В его манере вести беседу была одна примечательная черта. При всей своей склонности ссылаться на классических авторов и упоминать об обычаях древности, он никогда не увлекался цитатами, хотя в памяти его хранилось бесчисленное их количество. Несмотря на то, что он вообще употреблял витиеватые старинные обороты речи, греческие или латинские слова от него можно было услышать лишь тогда, когда мы занимались нанизыванием стихов или же когда, поддавшись соблазну, он принимал вызов на состязание в учености от кого-либо, мнившего себя знатоком классиков. В подобных случаях он действительно извергал такой поток цитат и ссылок, что его сопернику оставалось только умолкнуть. Но в эти словопрения он вступал редко и не очень бурно радовался своей победе. Однако он очень любил, когда другие занимались цитированием, и я знал, что чем чаще буду приводить цитаты из классиков, тем большее удовольствие ему доставлю. Может быть, он считал, что человек, сознающий свою ученость, просто хвастается ею, когда произносит непонятные слова чужого языка, и потому избегал это делать. И в то же время он с характерной для него невинной непоследовательностью не мог понять, что в самой витиеватости его речей или в тех занятиях, которым он посвящал досуги, можно усмотреть нечто, дающее право и его обвинить в педантстве.

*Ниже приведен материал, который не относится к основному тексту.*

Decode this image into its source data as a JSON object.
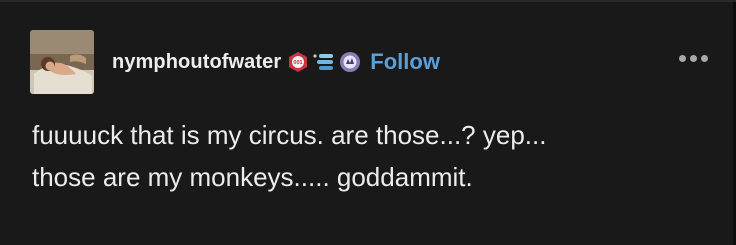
{
  "post": {
    "author": {
      "username": "nymphoutofwater",
      "avatar_icon": "avatar-photo",
      "badges": [
        {
          "icon": "red-hexagon-badge-icon",
          "text": "001",
          "color": "#c8353f"
        },
        {
          "icon": "blue-stack-badge-icon",
          "color": "#6fb6e2"
        },
        {
          "icon": "purple-circle-badge-icon",
          "color": "#8b7ab8"
        }
      ]
    },
    "follow_label": "Follow",
    "more_icon": "more-options-icon",
    "body_lines": [
      "fuuuuck that is my circus. are those...? yep...",
      "those are my monkeys..... goddammit."
    ]
  },
  "colors": {
    "background": "#191919",
    "text": "#ececec",
    "link": "#5a9fd8"
  }
}
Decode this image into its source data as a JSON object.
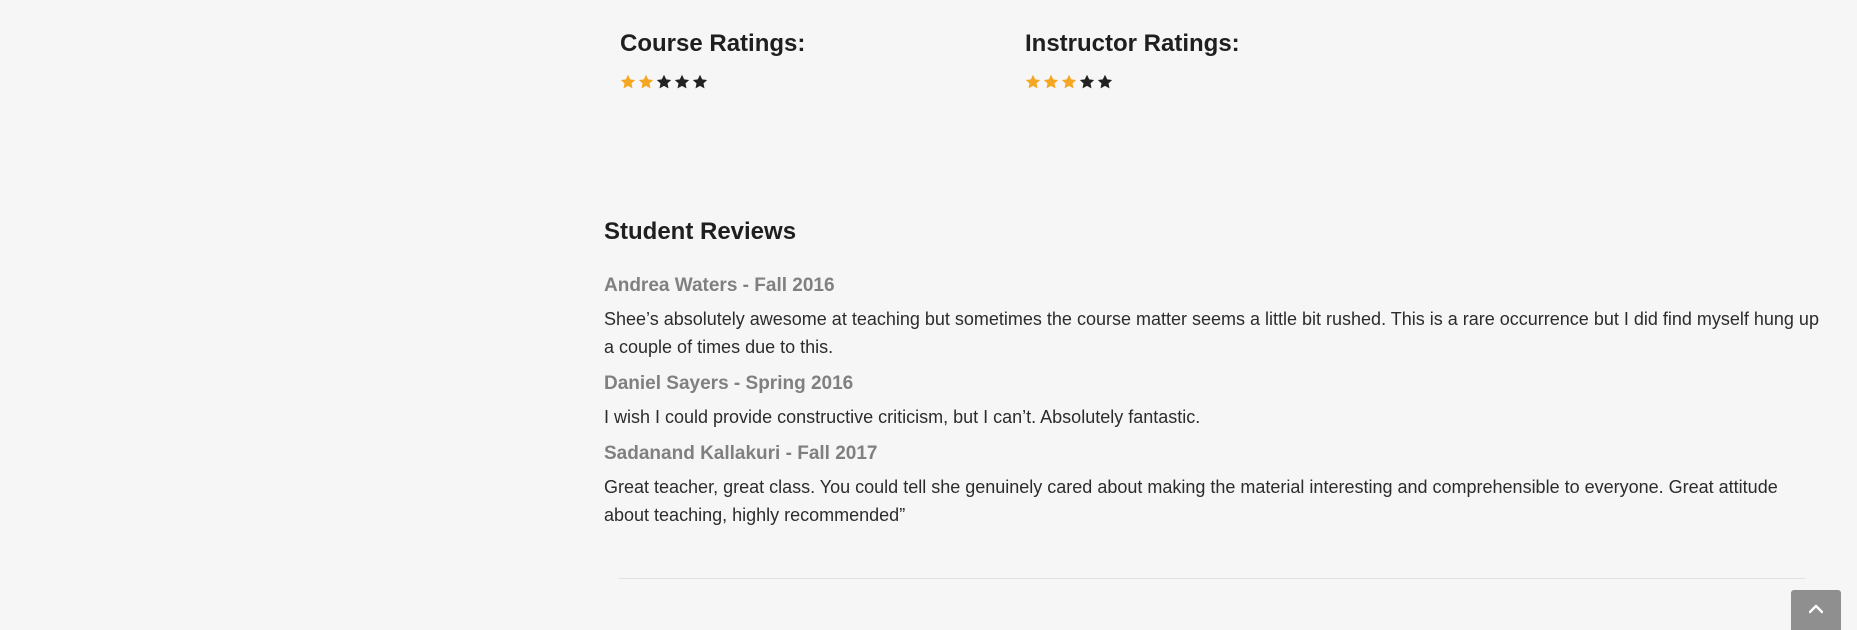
{
  "ratings": {
    "course": {
      "title": "Course Ratings:",
      "value": 2,
      "max": 5
    },
    "instructor": {
      "title": "Instructor Ratings:",
      "value": 3,
      "max": 5
    }
  },
  "colors": {
    "star_filled": "#f5a623",
    "star_empty": "#222222",
    "scroll_button": "#8f8f8f"
  },
  "reviews": {
    "title": "Student Reviews",
    "items": [
      {
        "reviewer": "Andrea Waters - Fall 2016",
        "text": "Shee’s absolutely awesome at teaching but sometimes the course matter seems a little bit rushed. This is a rare occurrence but I did find myself hung up a couple of times due to this."
      },
      {
        "reviewer": "Daniel Sayers - Spring 2016",
        "text": "I wish I could provide constructive criticism, but I can’t. Absolutely fantastic."
      },
      {
        "reviewer": "Sadanand Kallakuri - Fall 2017",
        "text": "Great teacher, great class. You could tell she genuinely cared about making the material interesting and comprehensible to everyone. Great attitude about teaching, highly recommended”"
      }
    ]
  },
  "scroll_top_icon": "chevron-up-icon"
}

И все же порою, когда он увлекался темой разговора, тон его речей и одушевлявшее их чувство делали его в подлинном смысле этого слова красноречивым. Благодаря же тому что по натуре он был человек действительно скромный и вместе с тем искренне восторженный, у тех, кто его слушал, не возникало впечатления напыщенности или аффектации, которое он мог бы на них произвести.

— У тебя здесь обиталище мирное и спокойное, — сказал я. — Даже в криках грачей, — а мне их всегда приятно слышать, — есть что-то убаюкивающее.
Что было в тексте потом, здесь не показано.